After speeches by the other side’s lawyers, claiming that the use of the word béké was “a provocation to discrimination, hatred and violence,” Joachim-Arnaud declared the following concerning the suit brought by one of the biggest owners of agricultural plantations, super markets and other businesses – a descendant of the old slave-owners:
“Mister Hayot has attempted to reverse roles by accusing me of inciting racial hatred. His accusations are worthless, like his wish to pass himself off as a victim! We have always known that the only victims of the arrogance, oppression and racism of big landowners, big bosses and planters in béké circles are the workers, the majority of the population, coming out of a history that no one can change. This history perpetuated the relations of master to slave in the relation of boss to worker which we live under today....

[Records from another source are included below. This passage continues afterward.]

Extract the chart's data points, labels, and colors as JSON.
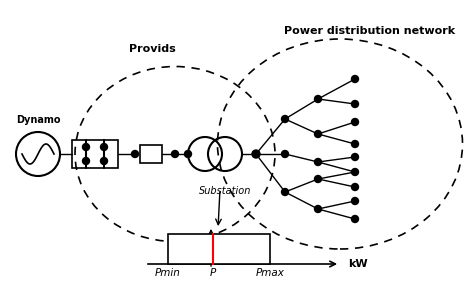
{
  "labels": {
    "dynamo": "Dynamo",
    "provids": "Provids",
    "power_dist": "Power distribution network",
    "substation": "Substation",
    "kw": "kW",
    "pmin": "Pmin",
    "p": "P",
    "pmax": "Pmax"
  },
  "colors": {
    "background": "#ffffff",
    "line": "#000000",
    "dot": "#000000",
    "red_line": "#ff0000"
  },
  "figsize": [
    4.74,
    3.02
  ],
  "dpi": 100
}
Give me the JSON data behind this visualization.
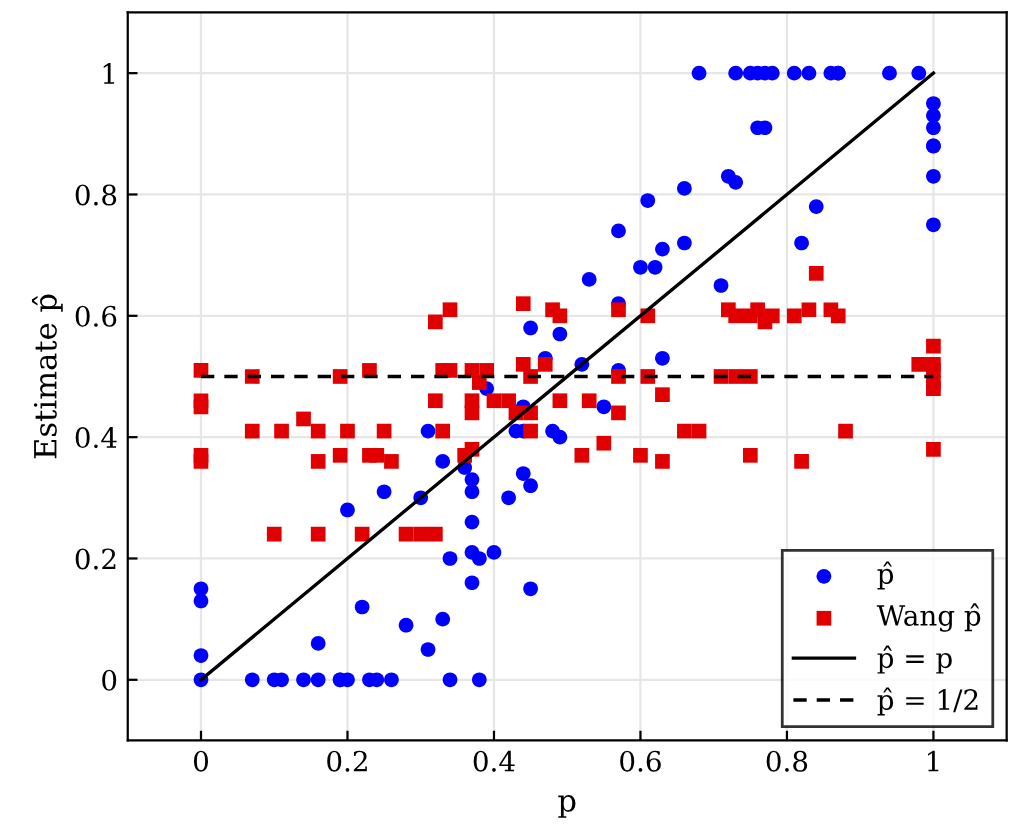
{
  "chart_data": {
    "type": "scatter",
    "xlabel": "p",
    "ylabel": "Estimate p̂",
    "xlim": [
      -0.1,
      1.1
    ],
    "ylim": [
      -0.1,
      1.1
    ],
    "xticks": [
      0,
      0.2,
      0.4,
      0.6,
      0.8,
      1
    ],
    "yticks": [
      0,
      0.2,
      0.4,
      0.6,
      0.8,
      1
    ],
    "grid": true,
    "legend": "bottom right",
    "series": [
      {
        "name": "p̂",
        "color": "#0000ff",
        "marker": "circle",
        "x": [
          0.68,
          0.73,
          0.75,
          0.76,
          0.77,
          0.78,
          0.81,
          0.83,
          0.86,
          0.87,
          0.87,
          0.94,
          0.98,
          1,
          1,
          1,
          1,
          1,
          1,
          1,
          0.76,
          0.77,
          0.72,
          0.73,
          0.66,
          0.61,
          0.84,
          0.57,
          0.63,
          0.66,
          0.82,
          0.6,
          0.62,
          0.53,
          0.71,
          0.57,
          0.45,
          0.49,
          0.47,
          0.52,
          0.57,
          0.63,
          0.39,
          0.44,
          0.43,
          0.44,
          0.48,
          0.49,
          0.31,
          0.33,
          0.36,
          0.37,
          0.37,
          0.37,
          0.3,
          0.25,
          0.42,
          0.44,
          0.45,
          0.55,
          0.2,
          0.37,
          0.38,
          0.4,
          0.34,
          0.37,
          0.45,
          0.22,
          0.28,
          0.33,
          0.31,
          0.16,
          0,
          0,
          0,
          0,
          0.07,
          0.1,
          0.11,
          0.14,
          0.16,
          0.19,
          0.19,
          0.2,
          0.23,
          0.24,
          0.26,
          0.34,
          0.38
        ],
        "values": [
          1,
          1,
          1,
          1,
          1,
          1,
          1,
          1,
          1,
          1,
          1,
          1,
          1,
          0.95,
          0.93,
          0.91,
          0.88,
          0.88,
          0.83,
          0.75,
          0.91,
          0.91,
          0.83,
          0.82,
          0.81,
          0.79,
          0.78,
          0.74,
          0.71,
          0.72,
          0.72,
          0.68,
          0.68,
          0.66,
          0.65,
          0.62,
          0.58,
          0.57,
          0.53,
          0.52,
          0.51,
          0.53,
          0.48,
          0.45,
          0.41,
          0.41,
          0.41,
          0.4,
          0.41,
          0.36,
          0.35,
          0.33,
          0.31,
          0.26,
          0.3,
          0.31,
          0.3,
          0.34,
          0.32,
          0.45,
          0.28,
          0.21,
          0.2,
          0.21,
          0.2,
          0.16,
          0.15,
          0.12,
          0.09,
          0.1,
          0.05,
          0.06,
          0.15,
          0.13,
          0.04,
          0,
          0,
          0,
          0,
          0,
          0,
          0,
          0,
          0,
          0,
          0,
          0,
          0,
          0
        ]
      },
      {
        "name": "Wang p̂",
        "color": "#e00000",
        "marker": "square",
        "x": [
          0,
          0.07,
          0.19,
          0.23,
          0.32,
          0.34,
          0.33,
          0.34,
          0.37,
          0.39,
          0.38,
          0.44,
          0.45,
          0.47,
          0.44,
          0.48,
          0.49,
          0.57,
          0.61,
          0.72,
          0.73,
          0.75,
          0.76,
          0.77,
          0.78,
          0.81,
          0.83,
          0.86,
          0.87,
          0.84,
          1,
          1,
          1,
          1,
          1,
          0.98,
          0.57,
          0.61,
          0.71,
          0.73,
          0.75,
          0.63,
          0,
          0,
          0,
          0,
          0.07,
          0.11,
          0.14,
          0.16,
          0.16,
          0.19,
          0.2,
          0.23,
          0.24,
          0.25,
          0.26,
          0.32,
          0.33,
          0.36,
          0.37,
          0.37,
          0.37,
          0.4,
          0.42,
          0.43,
          0.45,
          0.45,
          0.49,
          0.53,
          0.57,
          0.52,
          0.55,
          0.6,
          0.63,
          0.66,
          0.68,
          0.75,
          0.82,
          0.88,
          1,
          0.1,
          0.16,
          0.22,
          0.28,
          0.3,
          0.32
        ],
        "values": [
          0.51,
          0.5,
          0.5,
          0.51,
          0.59,
          0.61,
          0.51,
          0.51,
          0.51,
          0.51,
          0.49,
          0.52,
          0.5,
          0.52,
          0.62,
          0.61,
          0.6,
          0.61,
          0.6,
          0.61,
          0.6,
          0.6,
          0.61,
          0.59,
          0.6,
          0.6,
          0.61,
          0.61,
          0.6,
          0.67,
          0.55,
          0.52,
          0.51,
          0.49,
          0.48,
          0.52,
          0.5,
          0.5,
          0.5,
          0.5,
          0.5,
          0.47,
          0.46,
          0.45,
          0.37,
          0.36,
          0.41,
          0.41,
          0.43,
          0.41,
          0.36,
          0.37,
          0.41,
          0.37,
          0.37,
          0.41,
          0.36,
          0.46,
          0.41,
          0.37,
          0.38,
          0.46,
          0.44,
          0.46,
          0.46,
          0.44,
          0.44,
          0.41,
          0.46,
          0.46,
          0.44,
          0.37,
          0.39,
          0.37,
          0.36,
          0.41,
          0.41,
          0.37,
          0.36,
          0.41,
          0.38,
          0.24,
          0.24,
          0.24,
          0.24,
          0.24,
          0.24
        ]
      },
      {
        "name": "p̂ = p",
        "color": "#000000",
        "type": "line",
        "marker": "none",
        "line_style": "solid",
        "x": [
          0,
          1
        ],
        "values": [
          0,
          1
        ]
      },
      {
        "name": "p̂ = 1/2",
        "color": "#000000",
        "type": "line",
        "marker": "none",
        "line_style": "dashed",
        "x": [
          0,
          1
        ],
        "values": [
          0.5,
          0.5
        ]
      }
    ]
  }
}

“It isn’t me who has to demonstrate my non-racism.... Nor should anyone in the working population, who fights to live, to be treated better by the bosses, have to do it.”
The representative of the General Confederation of Labor of France then confirmed the hostility of the entire union movement, everywhere and always, to any manifestation of racism. Militants from the General Confederation of Labor of Martinique reaffirmed that the meaning of béké in the Creole language was long since enlarged to designate bosses, whatever their color, and, in fact, the political administration itself. These speakers emphasized that no one, except the bosses, saw her remarks as an appeal to hatred.
Another militant of Combat Ouvrier in Guadeloupe made a statement to the court: he gave some examples of the shameless exploitation of workers and the scorn of the béké bosses on the banana plantations. Applause resounded in the court room. Others involved in the 2009 strike showed their support for Joachim-Arnaud.
The court won’t decide until May 3rd. But for all the participants at the trial and rally, the condemnation of exploitation was very effective and went against those who wanted the justice system to defend the bosses.
Leaving the court room, the sounds of the Creole song “Martinique isn’t yours” were heard everywhere. They also sang the revolutionary workers song The Internationale.